Earthquakes are unusual in this part of France, but on November 11, 2019, at noon (local time) part of the Auvergne-Rhône-Alpes region was rocked by a quake leading to people having to be evacuated and buildings damaged.
Scientists are turning to satellite-based radar observations to help understand the nature of the seismic fault and map its location.
By combining imagery acquired before and after a quake, changes on the ground that occurred between the two acquisition dates lead to rainbow-colored interference patterns in the combined image, known as an ‘interferogram’, which allows scientists to quantify ground movement.
An acquisition by Copernicus Sentinel-1 was made on November 12, one day after the event, and was ready to process on ESA’s Geohazards Exploitation Platform (GEP), which is a cloud-based processing environment with on-demand terrain motion mapping services.
Several users have computed interferograms over the concerned region.
While several faults are present in the region and marked in geological maps, none were known to be seismically active. The interferogram here shows a series of fringes in the area west of the city of Le Teil and has allowed scientists to identify the fault at the origin of the earthquake.
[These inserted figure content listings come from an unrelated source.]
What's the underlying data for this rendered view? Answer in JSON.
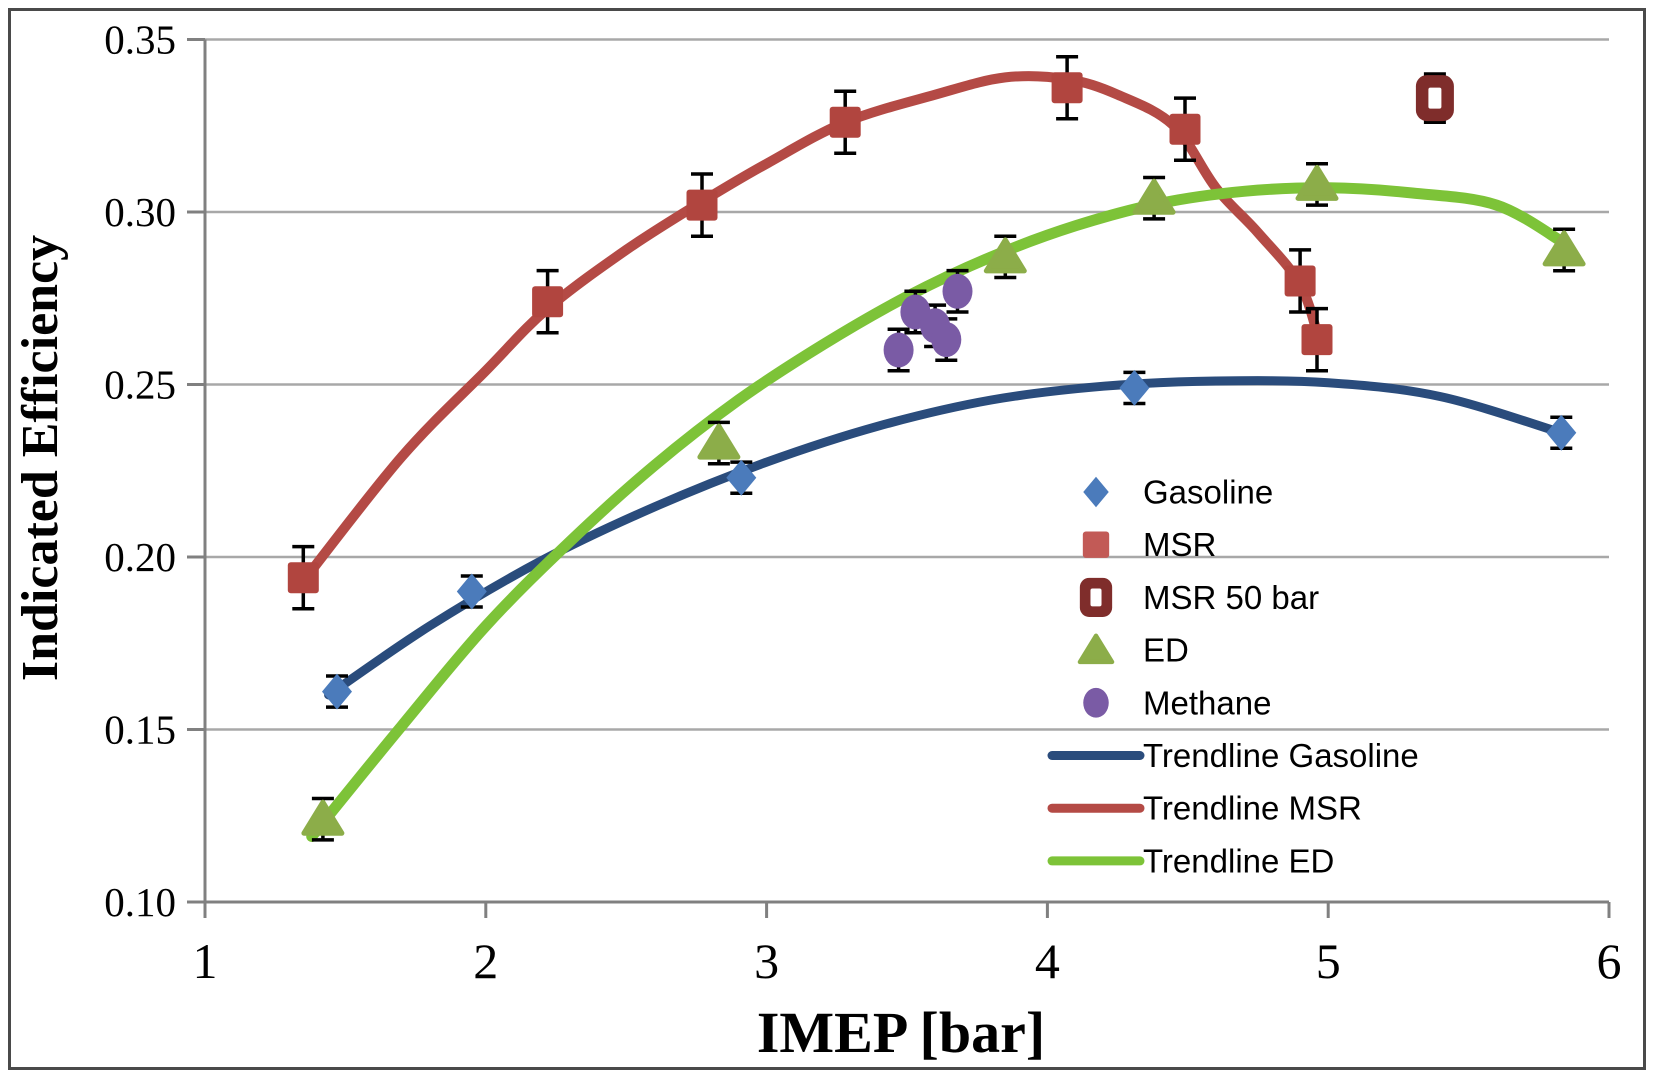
{
  "chart_data": {
    "type": "scatter",
    "title": "",
    "xlabel": "IMEP [bar]",
    "ylabel": "Indicated Efficiency",
    "xlim": [
      1,
      6
    ],
    "ylim": [
      0.1,
      0.35
    ],
    "xticks": [
      1,
      2,
      3,
      4,
      5,
      6
    ],
    "xtick_labels": [
      "1",
      "2",
      "3",
      "4",
      "5",
      "6"
    ],
    "yticks": [
      0.1,
      0.15,
      0.2,
      0.25,
      0.3,
      0.35
    ],
    "ytick_labels": [
      "0.10",
      "0.15",
      "0.20",
      "0.25",
      "0.30",
      "0.35"
    ],
    "grid": true,
    "legend_position": "inside-right",
    "legend": [
      "Gasoline",
      "MSR",
      "MSR 50 bar",
      "ED",
      "Methane",
      "Trendline Gasoline",
      "Trendline MSR",
      "Trendline ED"
    ],
    "series": [
      {
        "name": "Gasoline",
        "marker": "diamond",
        "color": "#4b7bbb",
        "error": 0.0045,
        "points": [
          [
            1.47,
            0.161
          ],
          [
            1.95,
            0.19
          ],
          [
            2.91,
            0.223
          ],
          [
            4.31,
            0.249
          ],
          [
            5.83,
            0.236
          ]
        ]
      },
      {
        "name": "MSR",
        "marker": "square",
        "color": "#b1453f",
        "legend_color": "#c25a56",
        "error": 0.009,
        "points": [
          [
            1.35,
            0.194
          ],
          [
            2.22,
            0.274
          ],
          [
            2.77,
            0.302
          ],
          [
            3.28,
            0.326
          ],
          [
            4.07,
            0.336
          ],
          [
            4.49,
            0.324
          ],
          [
            4.9,
            0.28
          ],
          [
            4.96,
            0.263
          ]
        ]
      },
      {
        "name": "MSR 50 bar",
        "marker": "open-square",
        "color": "#7f2d2b",
        "error": 0.007,
        "points": [
          [
            5.38,
            0.333
          ]
        ]
      },
      {
        "name": "ED",
        "marker": "triangle",
        "color": "#8cad49",
        "error": 0.006,
        "points": [
          [
            1.42,
            0.124
          ],
          [
            2.83,
            0.233
          ],
          [
            3.85,
            0.287
          ],
          [
            4.38,
            0.304
          ],
          [
            4.96,
            0.308
          ],
          [
            5.84,
            0.289
          ]
        ]
      },
      {
        "name": "Methane",
        "marker": "circle",
        "color": "#7a5ba5",
        "error": 0.006,
        "points": [
          [
            3.47,
            0.26
          ],
          [
            3.53,
            0.271
          ],
          [
            3.6,
            0.267
          ],
          [
            3.64,
            0.263
          ],
          [
            3.68,
            0.277
          ]
        ]
      }
    ],
    "trendlines": [
      {
        "name": "Trendline Gasoline",
        "color": "#2a4c7c",
        "width": 9,
        "points": [
          [
            1.44,
            0.16
          ],
          [
            1.8,
            0.18
          ],
          [
            2.2,
            0.199
          ],
          [
            2.6,
            0.2145
          ],
          [
            3.0,
            0.2275
          ],
          [
            3.4,
            0.238
          ],
          [
            3.8,
            0.2455
          ],
          [
            4.2,
            0.2495
          ],
          [
            4.6,
            0.251
          ],
          [
            5.0,
            0.2505
          ],
          [
            5.4,
            0.2465
          ],
          [
            5.83,
            0.236
          ]
        ]
      },
      {
        "name": "Trendline MSR",
        "color": "#b44a45",
        "width": 10,
        "points": [
          [
            1.35,
            0.193
          ],
          [
            1.7,
            0.229
          ],
          [
            2.0,
            0.254
          ],
          [
            2.22,
            0.272
          ],
          [
            2.5,
            0.289
          ],
          [
            2.77,
            0.303
          ],
          [
            3.0,
            0.314
          ],
          [
            3.28,
            0.326
          ],
          [
            3.6,
            0.334
          ],
          [
            3.85,
            0.339
          ],
          [
            4.07,
            0.3385
          ],
          [
            4.25,
            0.334
          ],
          [
            4.45,
            0.325
          ],
          [
            4.6,
            0.307
          ],
          [
            4.75,
            0.294
          ],
          [
            4.9,
            0.279
          ],
          [
            4.97,
            0.262
          ]
        ]
      },
      {
        "name": "Trendline ED",
        "color": "#7dc338",
        "width": 11,
        "points": [
          [
            1.38,
            0.119
          ],
          [
            1.7,
            0.151
          ],
          [
            2.0,
            0.18
          ],
          [
            2.3,
            0.2045
          ],
          [
            2.6,
            0.2265
          ],
          [
            2.9,
            0.2455
          ],
          [
            3.2,
            0.2615
          ],
          [
            3.5,
            0.2755
          ],
          [
            3.8,
            0.287
          ],
          [
            4.1,
            0.296
          ],
          [
            4.4,
            0.3025
          ],
          [
            4.7,
            0.306
          ],
          [
            5.0,
            0.307
          ],
          [
            5.3,
            0.3055
          ],
          [
            5.6,
            0.302
          ],
          [
            5.84,
            0.291
          ]
        ]
      }
    ],
    "style": {
      "gridline_color": "#a8a8a8",
      "axis_color": "#808080",
      "error_bar_color": "#000000",
      "frame_color": "#4a4a4a",
      "text_color": "#000000"
    }
  }
}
The satellite observation also measured a ground displacement that corresponds to an uplift of up to 8 cm in the southern part of the fault.
The intensity of the ground motion felt by the inhabitants and measured from space is unusual for this magnitude of event unless the earthquake epicenter is shallow and, indeed, seismic data put the epicenter at between 1 km and 3.5 km below the surface. Observations in the field on 13 November suggest that the rupture propagated up to the surface.
Floriane Provost, Research Fellow at ESA, said, “The rapid release to the public of up-to-date Copernicus Sentinel-1 based products visualized in a friendly fashion on the GEP geobrowser was followed by a peak of connections. It helped the scientific community better map the location of the fault and to confirm the mechanism of the earthquake.
“This example shows how the GEP environment contributes to the rapid processing and exchange of information within the geohazards community.”
Michael Foumelis, researcher at the French Geological Survey BRGM, added, “Field investigations by BRGM experts are on-going, while interferometric synthetic aperture radar results are actually helping them to correlate the distribution of damage with the location of the activated fault and measured ground displacements.”